Florida's Unemployment Debacle
Since the COVID-19 Pandemic started in early March, there have been about 1.8 million unemployment claims processed (source). Transversely, only about 116,830 claimants have been paid. This means that only about 6.65% of those who have applied for unemployment in Florida have gotten anything.
Further, up until the 20th of April, Florida was not one of the states that you could receive retroactive payments – meaning, you start to receive assistance from the date that they accept the claim, not the date that you were unemployed. (Florida has since changed this to allow the payments to be retroactive).
Florida’s Unemployment Insurance portal – Connect – is a windows ASP application, probably running on Windows server 2008. Claimants have experienced issues with connecting, issues with session persistence, and then issues with mitigating the byzantine work requirements: even though the Governor of Florida has eliminated the Work Florida and job search requirements, in order to request benefits, you must login to the Connect Florida, submit five different people that you’ve communicated with – per week – for each week that you’re claiming unemployment. With a broken website.

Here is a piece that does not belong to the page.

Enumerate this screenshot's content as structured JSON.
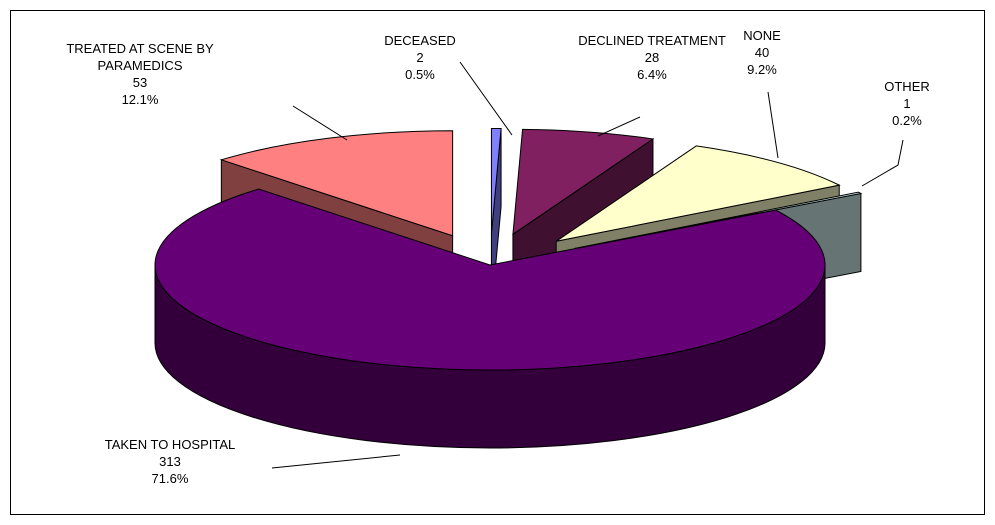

I recently watched a friend do this over zoom recently. It took him approximately 45 minutes per week. Fourty-Five minutes of waiting on a website, hoping that his session doesn’t time out, entering in information multiple times (because, when it times out, you lose the data – and have to start over from the beginning).
Employers are upset – they have paid into this system for years, but when their employees truly need the help – because they have zero money coming in, including the $600/week stimulus money that the federal government has been giving the states to include won’t get paid until Florida approves the claim.

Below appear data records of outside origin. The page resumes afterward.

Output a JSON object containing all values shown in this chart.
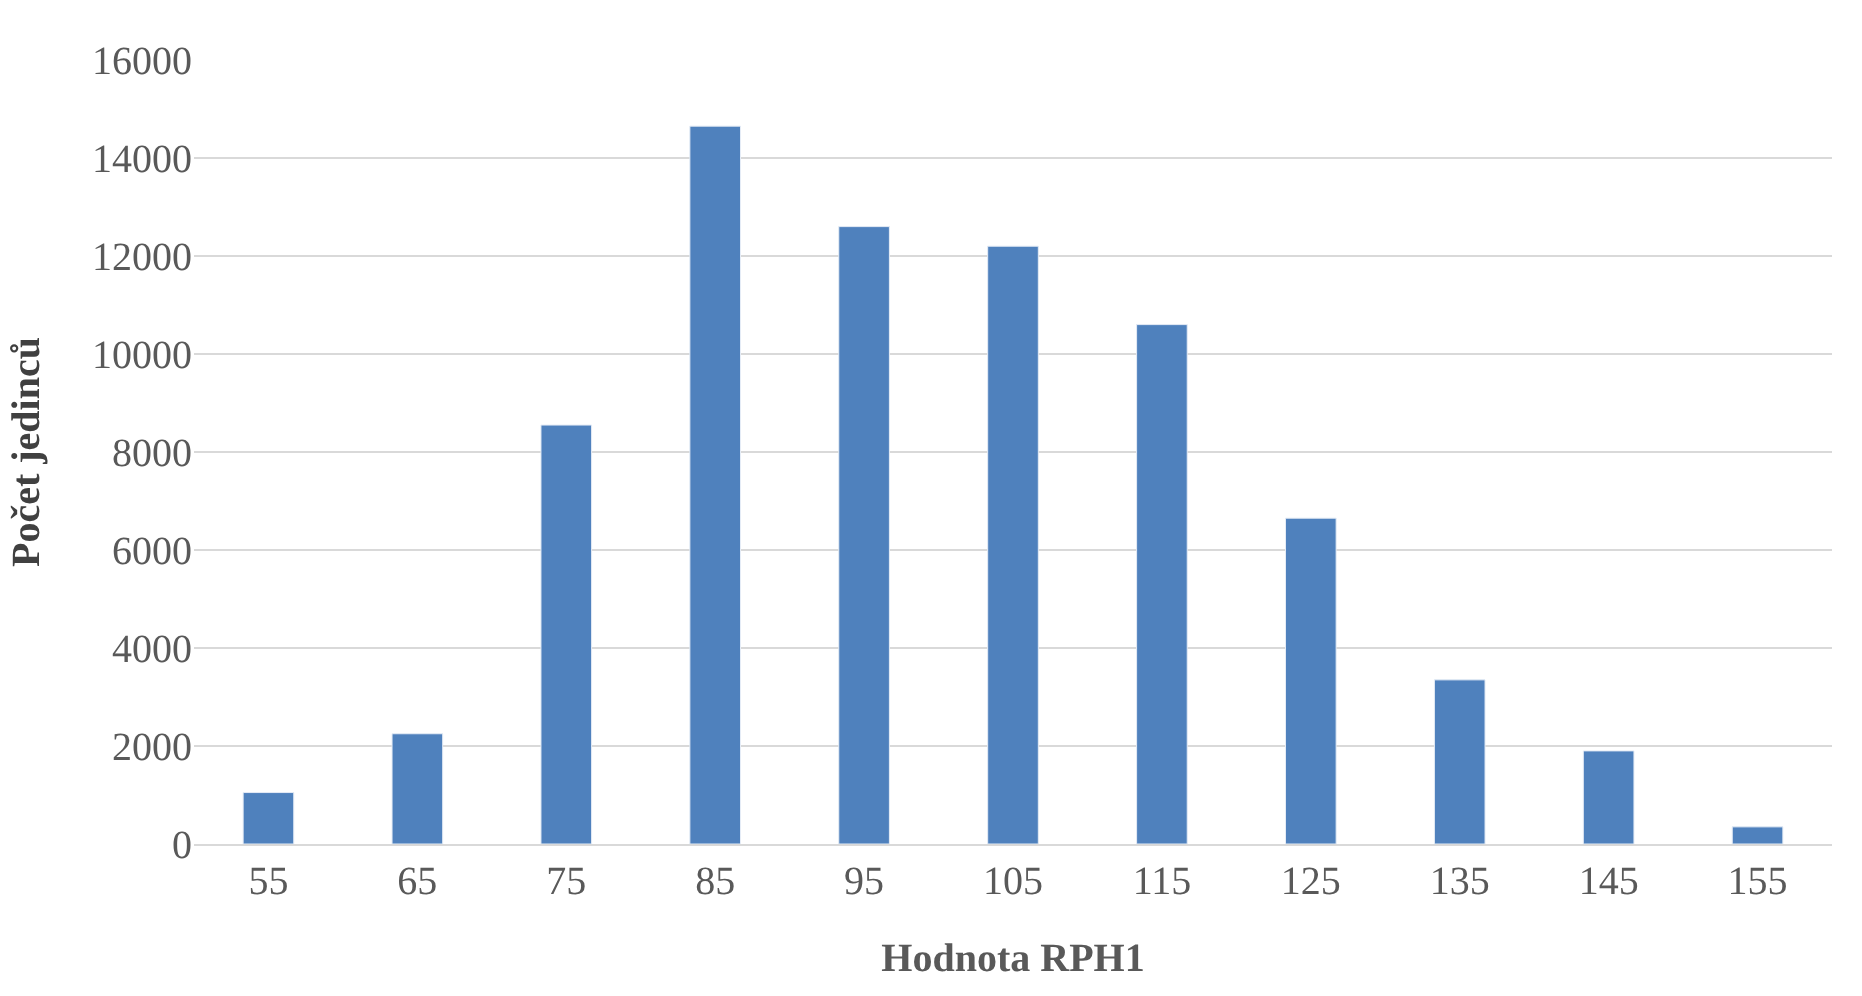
{
  "chart_data": {
    "type": "bar",
    "xlabel": "Hodnota RPH1",
    "ylabel": "Počet jedinců",
    "categories": [
      "55",
      "65",
      "75",
      "85",
      "95",
      "105",
      "115",
      "125",
      "135",
      "145",
      "155"
    ],
    "values": [
      1050,
      2250,
      8550,
      14650,
      12600,
      12200,
      10600,
      6650,
      3350,
      1900,
      350
    ],
    "color": "#4f81bd",
    "ylim": [
      0,
      16000
    ],
    "yticks": [
      0,
      2000,
      4000,
      6000,
      8000,
      10000,
      12000,
      14000,
      16000
    ],
    "grid": "y"
  }
}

Former Employees are upset – they have no way of knowing where they are in line, no way of knowing when their benefits are going to be paid, and no way of calling and asking someone what the hell is going on – the phone lines are busy from the moment they open, until the moment where the call queues stop taking calls.
The worst part of all of this?
It is by design – courtesy of the former Governor – that the UI process in Florida is this complicated.

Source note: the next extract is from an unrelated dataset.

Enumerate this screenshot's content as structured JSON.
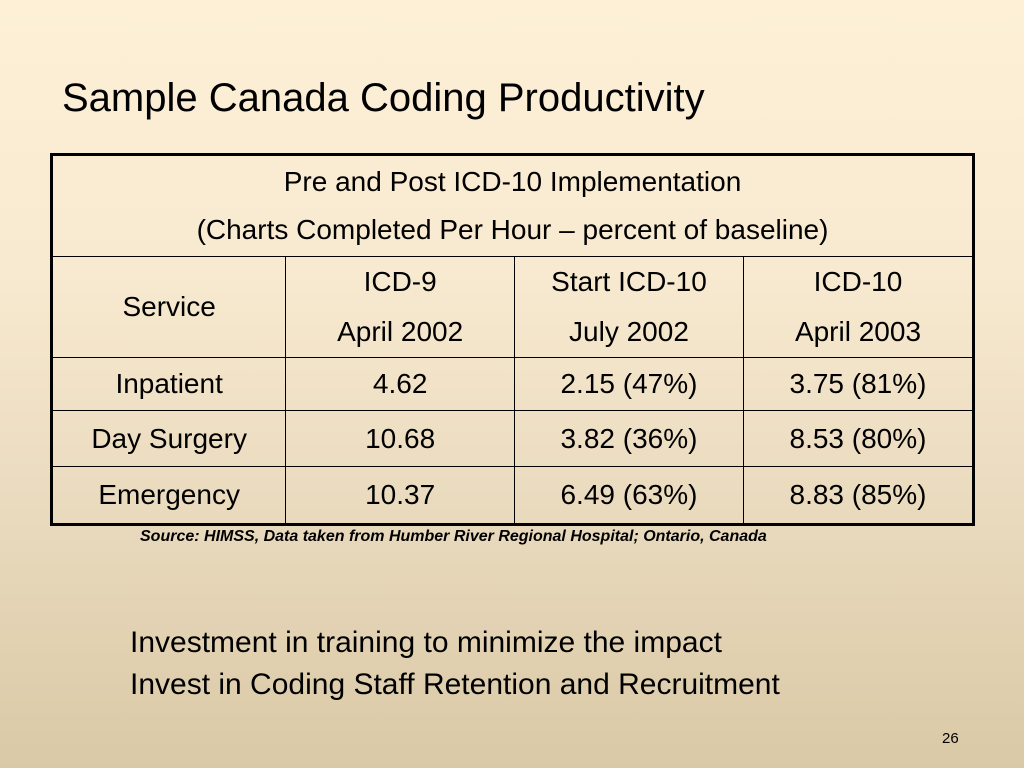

If there’s one thing that I hope this pandemic brings to America, it’s a sense of social welfare – understanding that those who ask for help from the government are usually only looking for help because they have nowhere else to ask for.
Nobody wants to be fighting a broken system for hours every day to try to get benefits. Nobody wants to wait a month+ to receive assistance – especially when those in the service industry are living basically paycheck to paycheck or on tips. Finally, nobody wants to be sitting at home doing nothing: sure, there’s a bit of relaxation, but, it’s soon followed with feelings of anxiety and nervousness. People have student loans, car payments, rent payments…and those aren’t stopping just because COVID-19 hit.
I hope that Florida can fix their system soon.